Home / Opinion / The Problem With The IHRA Antisemitism Definition Is It Doesn’t Accommodate Antisemites

The Problem With The IHRA Antisemitism Definition Is It Doesn’t Accommodate Antisemites

by Rabbi Jill Jacobs, T’ruah – the Rabbinic Call for Human Rights

Jill Jacobs IINew York, May 3 – Numerous thinkers and organizations have attempted over the years to provide a precise, useful definition of the term “antisemitism.” The two most recent efforts making headlines include that of the International Holocaust Remembrance Alliance and the Jerusalem Declaration, the latter of which, I am proud to admit, emerged as part of an initiative that included my input. Its most important contribution to the discourse sets it apart from the IHRA formula, a problematic definition that silences critics of Israel who, for whatever reason, must express their criticism in terms of Nazis, genocide, war crimes, and the stuff of blood libels. I helped draft the Jerusalem Declaration precisely because we need the participation in our progressive activities of those personalities and institutions unable to divorce their Jew-hate from our shared goals, while one side-effect that the IHRA definition, along with previous formulations, produces is the exclusion of those valuable antisemitic voices from progressive political discourse.

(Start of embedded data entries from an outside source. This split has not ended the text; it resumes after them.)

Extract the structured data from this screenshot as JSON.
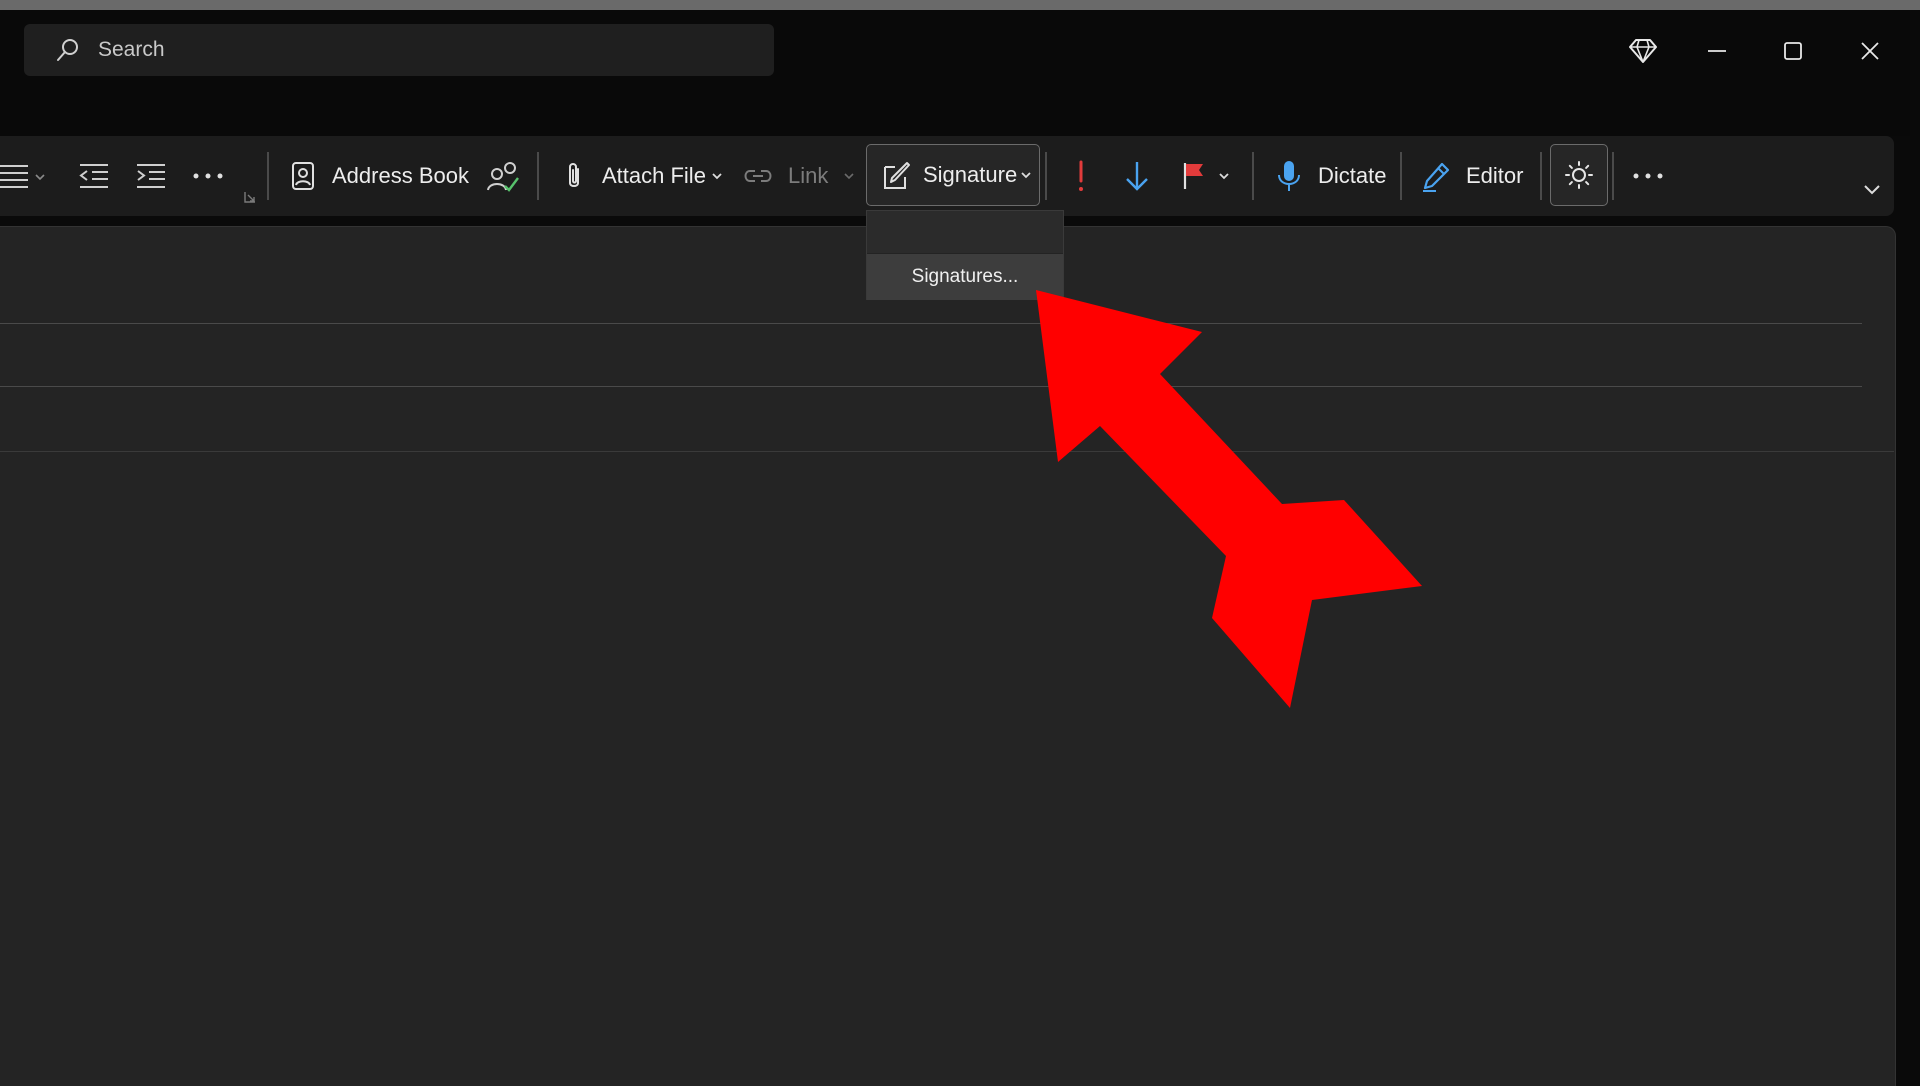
{
  "search": {
    "placeholder": "Search"
  },
  "ribbon": {
    "address_book": "Address Book",
    "attach_file": "Attach File",
    "link": "Link",
    "signature": "Signature",
    "dictate": "Dictate",
    "editor": "Editor"
  },
  "dropdown": {
    "items": [
      {
        "label": "Signatures..."
      }
    ]
  },
  "icons": {
    "search": "search-icon",
    "premium": "diamond-icon",
    "minimize": "minimize-icon",
    "maximize": "maximize-icon",
    "close": "close-icon",
    "align": "align-icon",
    "decrease_indent": "decrease-indent-icon",
    "increase_indent": "increase-indent-icon",
    "more": "more-icon",
    "address_book": "address-book-icon",
    "check_names": "check-names-icon",
    "attach": "paperclip-icon",
    "link": "link-icon",
    "signature": "signature-icon",
    "high_importance": "exclamation-icon",
    "low_importance": "down-arrow-icon",
    "flag": "flag-icon",
    "microphone": "microphone-icon",
    "editor": "editor-pen-icon",
    "sun": "sun-icon",
    "collapse": "chevron-down-icon"
  },
  "colors": {
    "background": "#0a0a0a",
    "ribbon": "#1c1c1c",
    "compose": "#242424",
    "accent_blue": "#4aa3f0",
    "importance_red": "#e23b3b",
    "annotation_arrow": "#ff0000"
  }
}
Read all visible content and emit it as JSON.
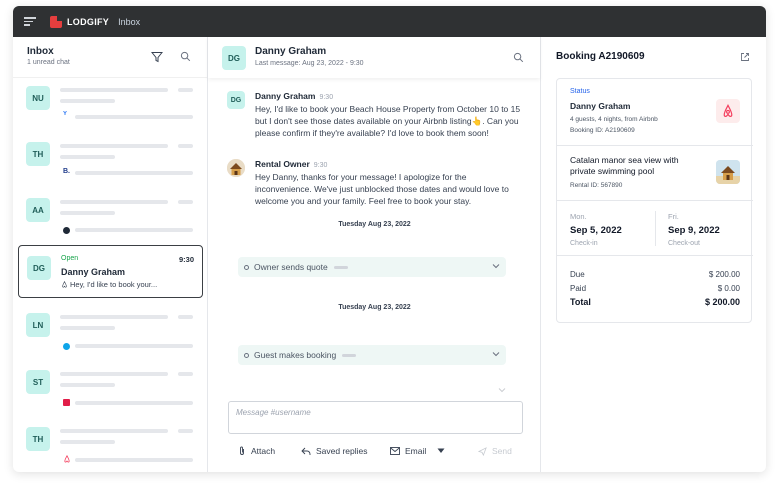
{
  "app": {
    "brand": "LODGIFY",
    "breadcrumb": "Inbox"
  },
  "inbox": {
    "title": "Inbox",
    "subtitle": "1 unread chat",
    "conversations": [
      {
        "initials": "NU",
        "source_color": "#3b82f6"
      },
      {
        "initials": "TH",
        "source_icon_text": "B.",
        "source_color": "#1e3a8a"
      },
      {
        "initials": "AA",
        "source_color": "#1f2937"
      },
      {
        "initials": "DG",
        "status": "Open",
        "name": "Danny Graham",
        "time": "9:30",
        "preview": "Hey, I'd like to book your..."
      },
      {
        "initials": "LN",
        "source_color": "#0ea5e9"
      },
      {
        "initials": "ST",
        "source_color": "#e11d48"
      },
      {
        "initials": "TH",
        "source_color": "#f43f5e"
      }
    ]
  },
  "chat": {
    "contact_initials": "DG",
    "contact_name": "Danny Graham",
    "last_message": "Last message: Aug 23, 2022 - 9:30",
    "messages": [
      {
        "initials": "DG",
        "author": "Danny Graham",
        "time": "9:30",
        "text": "Hey, I'd like to book your Beach House Property from October 10 to 15 but I don't see those dates available on your Airbnb listing👆. Can you please confirm if they're available? I'd love to book them soon!"
      },
      {
        "author": "Rental Owner",
        "time": "9:30",
        "text": "Hey Danny, thanks for your message! I apologize for the inconvenience. We've just unblocked those dates and would love to welcome you and your family. Feel free to book your stay."
      }
    ],
    "date_separators": [
      "Tuesday Aug 23, 2022",
      "Tuesday Aug 23, 2022"
    ],
    "events": [
      "Owner sends quote",
      "Guest makes booking"
    ],
    "composer_placeholder": "Message #username",
    "toolbar": {
      "attach": "Attach",
      "saved_replies": "Saved replies",
      "email": "Email",
      "send": "Send"
    }
  },
  "booking": {
    "title": "Booking A2190609",
    "status_label": "Status",
    "guest_name": "Danny Graham",
    "guest_details": "4 guests, 4 nights, from Airbnb",
    "booking_id": "Booking ID: A2190609",
    "property_name": "Catalan manor sea view with private swimming pool",
    "rental_id": "Rental ID: 567890",
    "checkin_day": "Mon.",
    "checkin_date": "Sep 5, 2022",
    "checkin_label": "Check-in",
    "checkout_day": "Fri.",
    "checkout_date": "Sep 9, 2022",
    "checkout_label": "Check-out",
    "due_label": "Due",
    "due_value": "$ 200.00",
    "paid_label": "Paid",
    "paid_value": "$ 0.00",
    "total_label": "Total",
    "total_value": "$ 200.00"
  },
  "colors": {
    "accent": "#c6f2ec",
    "brand": "#e53e3e",
    "topbar": "#2f3133",
    "event_bg": "#eef7f5"
  }
}
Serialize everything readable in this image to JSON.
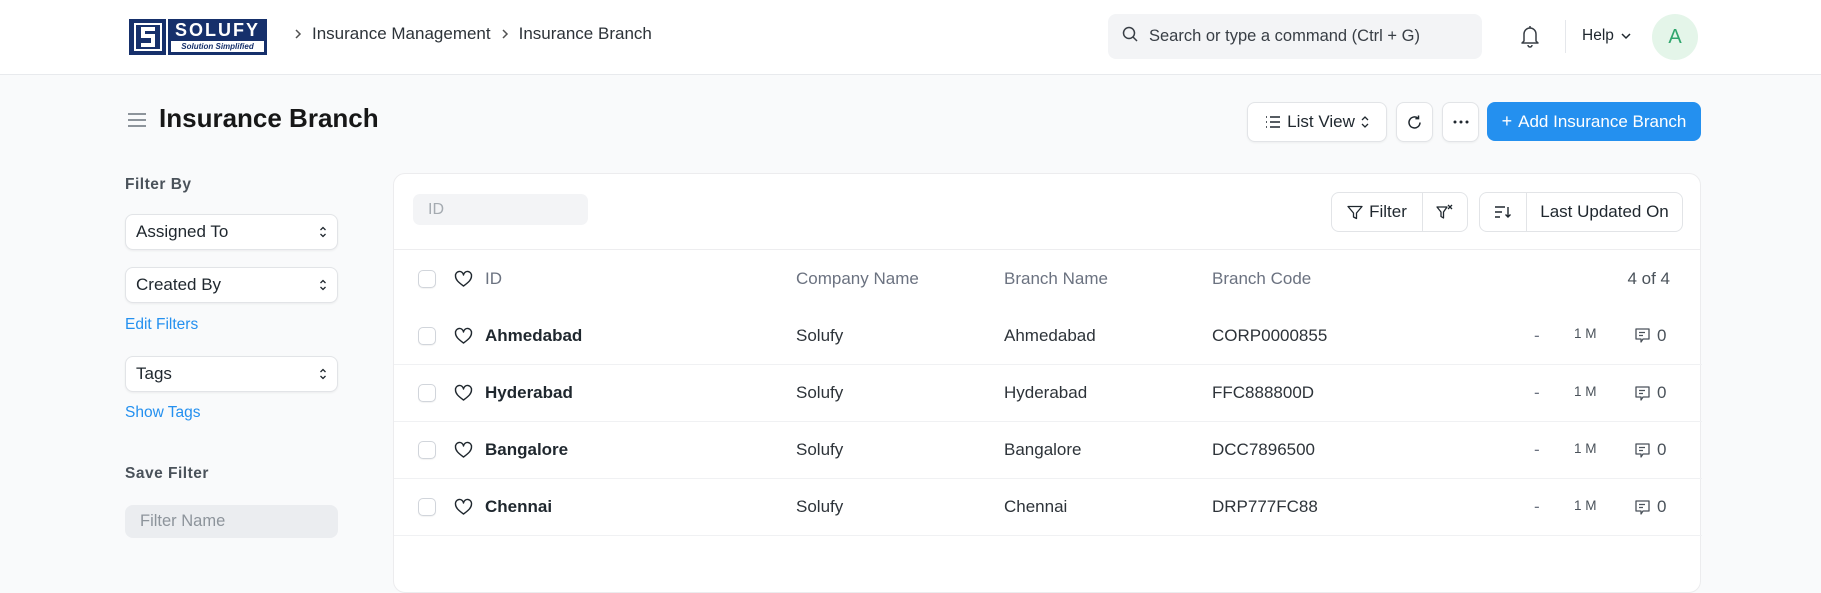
{
  "brand": {
    "name": "SOLUFY",
    "tagline": "Solution Simplified",
    "colors": {
      "primary": "#2490ef",
      "logo_navy": "#16306b"
    }
  },
  "navbar": {
    "breadcrumbs": [
      "Insurance Management",
      "Insurance Branch"
    ],
    "search_placeholder": "Search or type a command (Ctrl + G)",
    "help_label": "Help",
    "avatar_initial": "A"
  },
  "page": {
    "title": "Insurance Branch",
    "view_selector": "List View",
    "more_label": "...",
    "add_button": "Add Insurance Branch"
  },
  "sidebar": {
    "filter_by_heading": "Filter By",
    "filters": [
      {
        "label": "Assigned To"
      },
      {
        "label": "Created By"
      }
    ],
    "edit_filters_link": "Edit Filters",
    "tags_select": "Tags",
    "show_tags_link": "Show Tags",
    "save_filter_heading": "Save Filter",
    "filter_name_placeholder": "Filter Name"
  },
  "list": {
    "id_filter_placeholder": "ID",
    "filter_button": "Filter",
    "sort_field": "Last Updated On",
    "columns": {
      "id": "ID",
      "company": "Company Name",
      "branch": "Branch Name",
      "code": "Branch Code"
    },
    "count": "4 of 4",
    "rows": [
      {
        "id": "Ahmedabad",
        "company": "Solufy",
        "branch": "Ahmedabad",
        "code": "CORP0000855",
        "assigned": "-",
        "modified": "1 M",
        "comments": "0"
      },
      {
        "id": "Hyderabad",
        "company": "Solufy",
        "branch": "Hyderabad",
        "code": "FFC888800D",
        "assigned": "-",
        "modified": "1 M",
        "comments": "0"
      },
      {
        "id": "Bangalore",
        "company": "Solufy",
        "branch": "Bangalore",
        "code": "DCC7896500",
        "assigned": "-",
        "modified": "1 M",
        "comments": "0"
      },
      {
        "id": "Chennai",
        "company": "Solufy",
        "branch": "Chennai",
        "code": "DRP777FC88",
        "assigned": "-",
        "modified": "1 M",
        "comments": "0"
      }
    ]
  }
}
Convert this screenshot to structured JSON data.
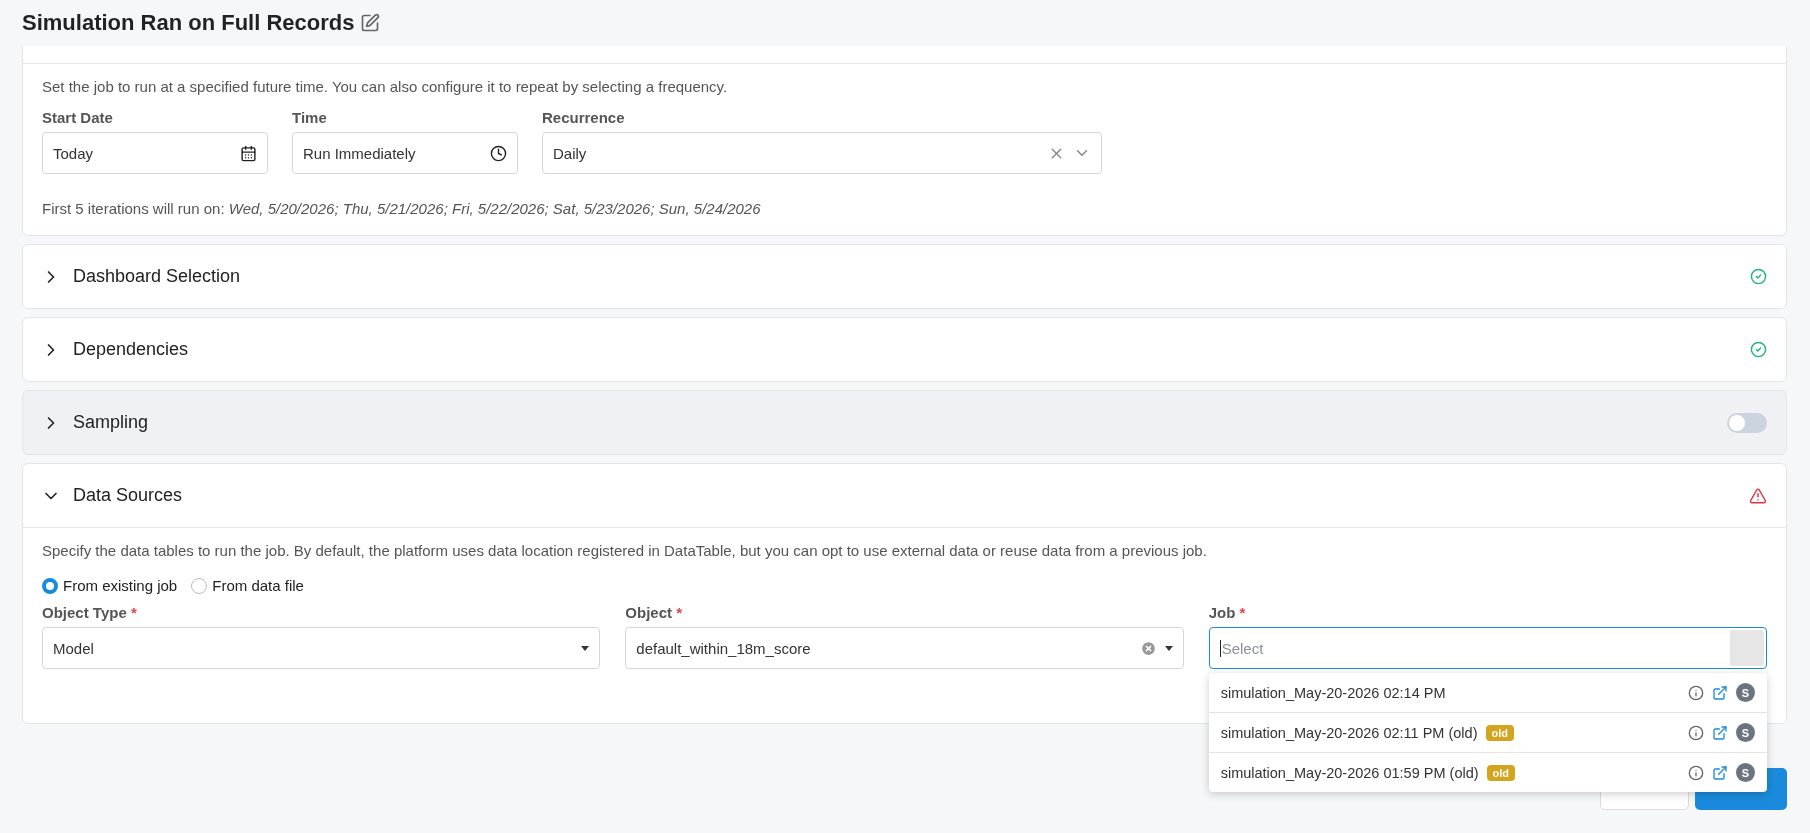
{
  "page": {
    "title": "Simulation Ran on Full Records"
  },
  "schedule": {
    "description": "Set the job to run at a specified future time. You can also configure it to repeat by selecting a frequency.",
    "fields": [
      {
        "label": "Start Date",
        "value": "Today",
        "kind": "date"
      },
      {
        "label": "Time",
        "value": "Run Immediately",
        "kind": "time"
      },
      {
        "label": "Recurrence",
        "value": "Daily",
        "kind": "select"
      }
    ],
    "iterations_label": "First 5 iterations will run on:",
    "iterations": "Wed, 5/20/2026; Thu, 5/21/2026; Fri, 5/22/2026; Sat, 5/23/2026; Sun, 5/24/2026"
  },
  "sections": [
    {
      "title": "Dashboard Selection",
      "expanded": false,
      "kind": "check"
    },
    {
      "title": "Dependencies",
      "expanded": false,
      "kind": "check"
    },
    {
      "title": "Sampling",
      "expanded": false,
      "kind": "switch",
      "on": false
    },
    {
      "title": "Data Sources",
      "expanded": true,
      "kind": "warning"
    }
  ],
  "data_sources": {
    "description": "Specify the data tables to run the job. By default, the platform uses data location registered in DataTable, but you can opt to use external data or reuse data from a previous job.",
    "radios": [
      {
        "label": "From existing job",
        "selected": true
      },
      {
        "label": "From data file",
        "selected": false
      }
    ],
    "object_type": {
      "label": "Object Type",
      "required_mark": "*",
      "value": "Model"
    },
    "object": {
      "label": "Object",
      "required_mark": "*",
      "value": "default_within_18m_score"
    },
    "job": {
      "label": "Job",
      "required_mark": "*",
      "placeholder": "Select",
      "options": [
        {
          "label": "simulation_May-20-2026 02:14 PM",
          "avatar": "S"
        },
        {
          "label": "simulation_May-20-2026 02:11 PM (old)",
          "badge": "old",
          "avatar": "S"
        },
        {
          "label": "simulation_May-20-2026 01:59 PM (old)",
          "badge": "old",
          "avatar": "S"
        }
      ]
    }
  }
}
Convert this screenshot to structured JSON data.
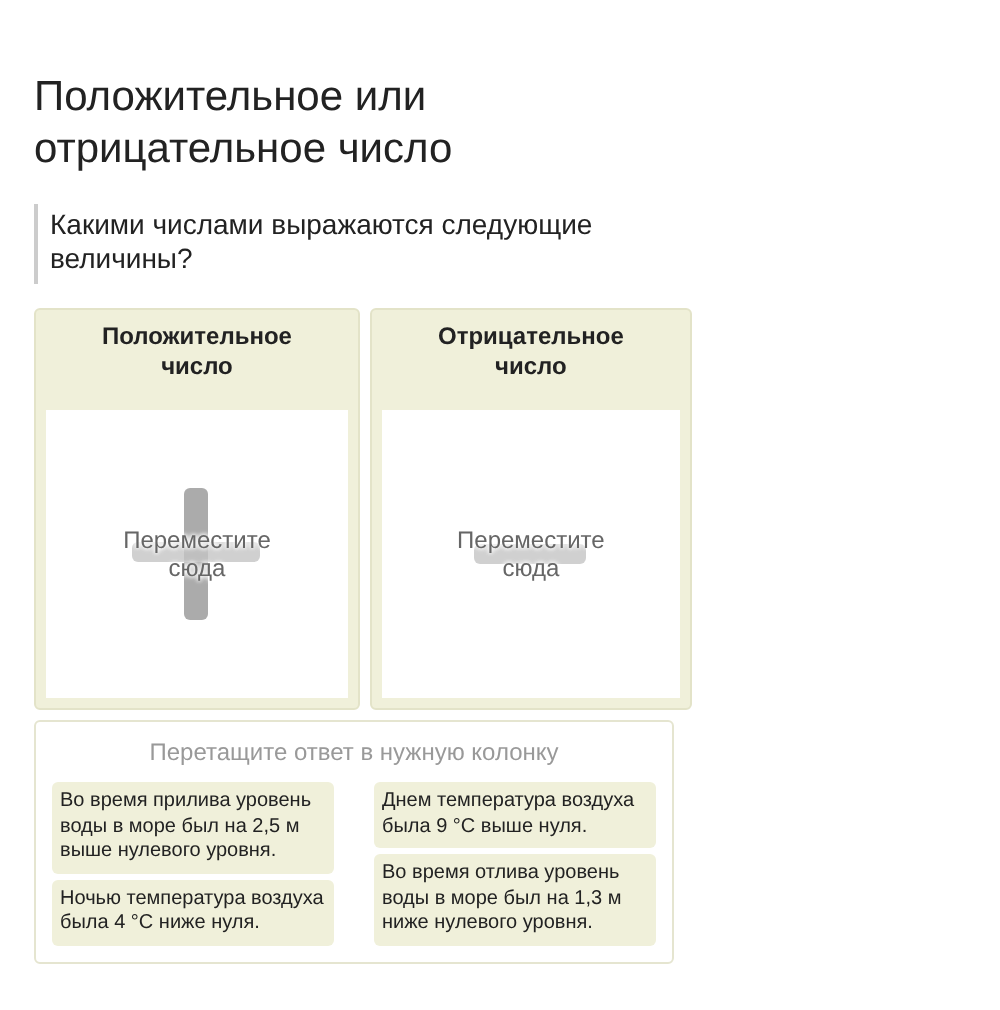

Despite my personal attachment to the Jerusalem Declaration, I still welcome other efforts to define antisemitism but leave room for antisemitic criticism of Israel. The more noise progressives make about this issue, the more we can obfuscate it, and the more definitions we have in play, the more effective the obfuscation. With multiple highly-touted “scholarly” definitions competing for media attention, we can overcome the IHRA’s insistence that “criticism of Israel similar to that leveled against any other country cannot be regarded as antisemitic.” We must maintain the straw man that the IHRA definition stifles criticism of Israel.

In essence we must return to the roots of antisemitism – not the phenomenon, which goes back to ancient times, but the term itself. “Antisemitism” as a word originated in nineteenth-century Germany when a German Jew-hater sought a word that sounded more scholarly, and therefore objective and legitimate, than “Judenhass,” Jew-hate. If we are to welcome into our progressive activism tent as many as possible, we must enable those who need criticism of Israel as a mask to hide their hate to avail themselves of that rhetorical option. We will thus enable them to continue painting their incitement to terrorism, justification of mass murder, glorification of violence, dehumanization of Israelis, denial of Jewish peoplehood, and Holocaust minimization – or denial, or inversion, or what have you – as “legitimate criticism of Israel.”

For we cannot call ourselves truly progressive unless we subordinate Jewish interests to those who will drop us like a dirty rag once our utility to them wanes.